J’ai donc apporté mon témoignage. Je leur ai fait une description véridique et terrifiante du séisme, pas aussi horrible toutefois que ce que j’avais vu. Je m’étais juré de ne plus jamais regarder un autre rat, un autre bébé mort, et j’ai remercié publiquement le Seigneur de ce que Margrethe et moi n’ayons pas été blessés. C’était ma prière la plus sincère depuis des années.
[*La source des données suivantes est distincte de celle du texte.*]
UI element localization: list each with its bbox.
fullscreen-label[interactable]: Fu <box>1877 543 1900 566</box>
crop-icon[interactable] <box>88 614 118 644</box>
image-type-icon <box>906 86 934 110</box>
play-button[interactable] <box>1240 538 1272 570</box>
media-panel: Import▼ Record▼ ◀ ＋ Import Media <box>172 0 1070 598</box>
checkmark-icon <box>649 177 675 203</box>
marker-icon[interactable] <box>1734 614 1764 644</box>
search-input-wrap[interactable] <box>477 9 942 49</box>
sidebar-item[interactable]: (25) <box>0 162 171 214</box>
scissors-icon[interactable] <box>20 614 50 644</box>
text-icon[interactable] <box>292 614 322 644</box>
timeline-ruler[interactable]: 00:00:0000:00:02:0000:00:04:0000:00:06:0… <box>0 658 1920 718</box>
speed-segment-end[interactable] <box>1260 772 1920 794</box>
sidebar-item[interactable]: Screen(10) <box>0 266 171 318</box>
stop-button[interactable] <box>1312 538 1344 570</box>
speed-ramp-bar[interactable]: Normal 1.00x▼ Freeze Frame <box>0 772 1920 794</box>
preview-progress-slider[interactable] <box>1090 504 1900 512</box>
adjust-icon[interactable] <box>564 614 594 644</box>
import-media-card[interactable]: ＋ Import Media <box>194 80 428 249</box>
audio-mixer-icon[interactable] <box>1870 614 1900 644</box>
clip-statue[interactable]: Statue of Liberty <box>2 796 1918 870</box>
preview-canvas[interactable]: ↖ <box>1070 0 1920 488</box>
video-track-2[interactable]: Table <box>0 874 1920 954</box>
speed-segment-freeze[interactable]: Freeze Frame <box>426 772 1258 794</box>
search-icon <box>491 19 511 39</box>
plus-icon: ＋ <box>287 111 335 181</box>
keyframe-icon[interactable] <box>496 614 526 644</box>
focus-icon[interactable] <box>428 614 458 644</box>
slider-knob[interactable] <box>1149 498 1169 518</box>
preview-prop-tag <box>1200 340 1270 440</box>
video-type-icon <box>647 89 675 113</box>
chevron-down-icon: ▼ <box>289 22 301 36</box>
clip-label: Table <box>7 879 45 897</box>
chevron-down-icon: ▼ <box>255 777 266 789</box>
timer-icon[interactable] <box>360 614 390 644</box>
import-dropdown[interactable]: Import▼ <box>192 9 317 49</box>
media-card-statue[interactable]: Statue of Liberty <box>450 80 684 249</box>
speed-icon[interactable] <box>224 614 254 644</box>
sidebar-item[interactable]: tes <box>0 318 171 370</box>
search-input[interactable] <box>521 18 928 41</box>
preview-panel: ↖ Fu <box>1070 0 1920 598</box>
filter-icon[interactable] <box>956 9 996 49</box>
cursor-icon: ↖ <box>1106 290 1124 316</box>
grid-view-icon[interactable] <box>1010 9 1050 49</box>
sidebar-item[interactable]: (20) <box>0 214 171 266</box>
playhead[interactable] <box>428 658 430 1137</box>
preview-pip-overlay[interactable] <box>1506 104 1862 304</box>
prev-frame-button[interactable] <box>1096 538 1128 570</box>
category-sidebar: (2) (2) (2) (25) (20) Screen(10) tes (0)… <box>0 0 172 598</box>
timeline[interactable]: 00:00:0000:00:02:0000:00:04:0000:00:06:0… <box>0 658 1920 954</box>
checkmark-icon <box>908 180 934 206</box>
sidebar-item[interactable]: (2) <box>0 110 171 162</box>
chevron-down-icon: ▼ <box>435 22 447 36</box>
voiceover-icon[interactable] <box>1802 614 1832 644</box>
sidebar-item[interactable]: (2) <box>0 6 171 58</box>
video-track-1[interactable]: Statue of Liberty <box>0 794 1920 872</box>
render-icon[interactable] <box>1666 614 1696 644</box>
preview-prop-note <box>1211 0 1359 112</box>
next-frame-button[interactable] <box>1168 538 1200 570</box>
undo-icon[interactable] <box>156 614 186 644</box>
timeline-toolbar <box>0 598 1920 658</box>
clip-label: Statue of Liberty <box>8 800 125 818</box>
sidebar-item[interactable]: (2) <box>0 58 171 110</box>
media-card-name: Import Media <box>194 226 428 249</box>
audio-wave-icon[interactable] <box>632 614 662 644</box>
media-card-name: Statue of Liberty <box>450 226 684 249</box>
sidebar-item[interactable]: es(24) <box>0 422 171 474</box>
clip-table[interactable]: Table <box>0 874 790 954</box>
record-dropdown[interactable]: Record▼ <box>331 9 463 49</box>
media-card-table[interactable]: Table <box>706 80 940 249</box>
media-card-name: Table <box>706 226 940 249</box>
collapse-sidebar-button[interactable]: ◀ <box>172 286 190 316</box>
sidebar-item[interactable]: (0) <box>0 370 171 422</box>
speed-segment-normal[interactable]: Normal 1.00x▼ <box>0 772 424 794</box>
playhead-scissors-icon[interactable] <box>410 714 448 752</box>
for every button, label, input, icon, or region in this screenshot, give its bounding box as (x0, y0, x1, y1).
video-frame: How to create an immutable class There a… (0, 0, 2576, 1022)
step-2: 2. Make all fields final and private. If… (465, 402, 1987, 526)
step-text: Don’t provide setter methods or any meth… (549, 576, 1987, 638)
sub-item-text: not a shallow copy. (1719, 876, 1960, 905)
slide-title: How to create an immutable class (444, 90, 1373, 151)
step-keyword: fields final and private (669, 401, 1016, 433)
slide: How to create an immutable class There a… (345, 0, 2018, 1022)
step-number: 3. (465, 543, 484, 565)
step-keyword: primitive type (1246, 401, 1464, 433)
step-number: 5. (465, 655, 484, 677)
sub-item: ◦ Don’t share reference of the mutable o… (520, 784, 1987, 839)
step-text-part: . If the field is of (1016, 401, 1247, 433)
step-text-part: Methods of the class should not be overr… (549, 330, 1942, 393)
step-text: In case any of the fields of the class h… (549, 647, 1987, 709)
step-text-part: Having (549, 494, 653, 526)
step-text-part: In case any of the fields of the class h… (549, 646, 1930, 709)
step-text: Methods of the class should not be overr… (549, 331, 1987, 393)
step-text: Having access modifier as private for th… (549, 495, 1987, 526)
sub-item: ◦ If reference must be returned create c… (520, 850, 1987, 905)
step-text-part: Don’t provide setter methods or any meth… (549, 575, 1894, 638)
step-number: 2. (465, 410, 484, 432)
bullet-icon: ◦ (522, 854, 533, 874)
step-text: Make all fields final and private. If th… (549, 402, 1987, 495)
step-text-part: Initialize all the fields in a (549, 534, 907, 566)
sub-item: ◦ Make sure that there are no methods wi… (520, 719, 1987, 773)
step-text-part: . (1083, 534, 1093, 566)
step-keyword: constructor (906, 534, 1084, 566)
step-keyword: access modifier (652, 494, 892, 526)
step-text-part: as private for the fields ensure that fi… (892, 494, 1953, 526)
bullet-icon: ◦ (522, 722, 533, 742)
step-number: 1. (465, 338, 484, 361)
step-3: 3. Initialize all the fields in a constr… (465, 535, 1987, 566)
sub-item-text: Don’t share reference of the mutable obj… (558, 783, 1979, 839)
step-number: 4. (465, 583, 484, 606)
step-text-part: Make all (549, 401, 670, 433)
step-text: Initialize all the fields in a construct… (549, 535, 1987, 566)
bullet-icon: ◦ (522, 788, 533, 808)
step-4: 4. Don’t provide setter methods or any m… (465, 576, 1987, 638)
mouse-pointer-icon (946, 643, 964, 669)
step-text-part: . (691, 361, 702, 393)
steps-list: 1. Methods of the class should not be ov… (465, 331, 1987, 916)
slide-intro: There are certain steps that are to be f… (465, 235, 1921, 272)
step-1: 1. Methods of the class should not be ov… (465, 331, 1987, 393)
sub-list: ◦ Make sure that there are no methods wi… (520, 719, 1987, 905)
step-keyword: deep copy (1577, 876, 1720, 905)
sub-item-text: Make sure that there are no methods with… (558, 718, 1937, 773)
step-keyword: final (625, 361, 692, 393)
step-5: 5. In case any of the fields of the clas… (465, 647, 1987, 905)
Le révérend Eddie me succéda à la tribune et demanda à toute cette salle de déshérités malodorants de faire une prière d’action de grâce pour Notre Seigneur qui avait épargné la vie de frère Graham et de sœur Graham. Son élévation fut telle qu’il évoqua Jonas aussi bien que la centième brebis et ses amen ! résonnèrent aux quatre coins de la salle. Un vieux pochard s’avança alors et déclara qu’il avait enfin vu la grâce du Seigneur et Sa pitié, et qu’il était prêt désormais à vouer sa vie au Christ.